3.0 Properly importing long identifiers
All numbers in MLwiN are held internally as double precision floating point numbers, which can only represent 15-17 decimal digits of precision. If your identifiers contain values that are longer than this then MLwiN may be not able to distinguish between them resulting in them being treated as the same unit in the analysis. When loading such values MLwiN will offer to recode them to consecutive numbers starting with zero, with the old values used as textual labels.
- Close MLwiN down
- Re-open MLwiN
Paste the following two variables into MLwiN
Download table 5 (xls, 0.1 mb)
When you hit the Paste button, the following screen will appear
The software has detected a precision problem and you should
- Select the NO by C1 to turn it to YES
Which will as the window states convert the identifying codes in column C1 to categorical data. Column 2 is a predictor variable (child weight) and does not need to be converted to a categorical variable.
If you look at the category codes for hospital id(column c1) you will see
Now you have the best of both worlds – the long hospital IDs are preserved in the category name, but a set of manageable numbers have been created for the category numbers.
Such long IDs are often present in data sets. If they are mixtures of letters and numbers then there is no problem as alpha-numeric codes will automatically be turned into categorical variables. However, long numeric id codes should be changed to categorical variables when the warning screen appears during the paste operation.
4.0 Commonly occurring import situations
MLwiN also provides free-format and fixed format import directly from ASCII files but these are a little clunky and can usually be avoided.
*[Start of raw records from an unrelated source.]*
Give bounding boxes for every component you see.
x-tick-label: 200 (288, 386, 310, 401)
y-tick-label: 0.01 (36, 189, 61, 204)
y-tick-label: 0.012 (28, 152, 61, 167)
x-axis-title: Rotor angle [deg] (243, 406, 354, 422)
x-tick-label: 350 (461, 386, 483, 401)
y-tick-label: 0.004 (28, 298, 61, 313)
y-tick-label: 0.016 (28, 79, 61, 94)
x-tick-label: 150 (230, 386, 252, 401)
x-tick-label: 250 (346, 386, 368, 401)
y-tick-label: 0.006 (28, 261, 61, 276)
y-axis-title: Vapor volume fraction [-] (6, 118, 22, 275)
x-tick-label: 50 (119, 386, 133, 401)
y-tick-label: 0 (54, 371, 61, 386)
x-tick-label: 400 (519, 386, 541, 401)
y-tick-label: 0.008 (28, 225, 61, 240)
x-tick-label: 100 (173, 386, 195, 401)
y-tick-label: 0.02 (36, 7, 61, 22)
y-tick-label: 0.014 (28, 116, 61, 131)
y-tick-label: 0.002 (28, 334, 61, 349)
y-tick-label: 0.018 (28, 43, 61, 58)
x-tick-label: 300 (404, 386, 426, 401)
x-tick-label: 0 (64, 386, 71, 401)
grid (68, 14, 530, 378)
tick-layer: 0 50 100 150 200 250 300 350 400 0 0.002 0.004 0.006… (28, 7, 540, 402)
- If your data is in an ASCII file we suggest that you read it first a spreadsheet such as Microsoft Excel or Libreoffic Calc both of which have excellent ASCII file import facilities. Once the data is in the spreadsheet simply copy it to the clipboard and then paste it into MLwiN.
- If your data has more than 64,000 rows you will not be able to read it into Excel versions 2003 or earlier. In this case try and read it into a package you know well that supports copy to clipboard. Excel 2007 or later can read up to 1,048,576 rows.
Now try and import your data into MLwiN!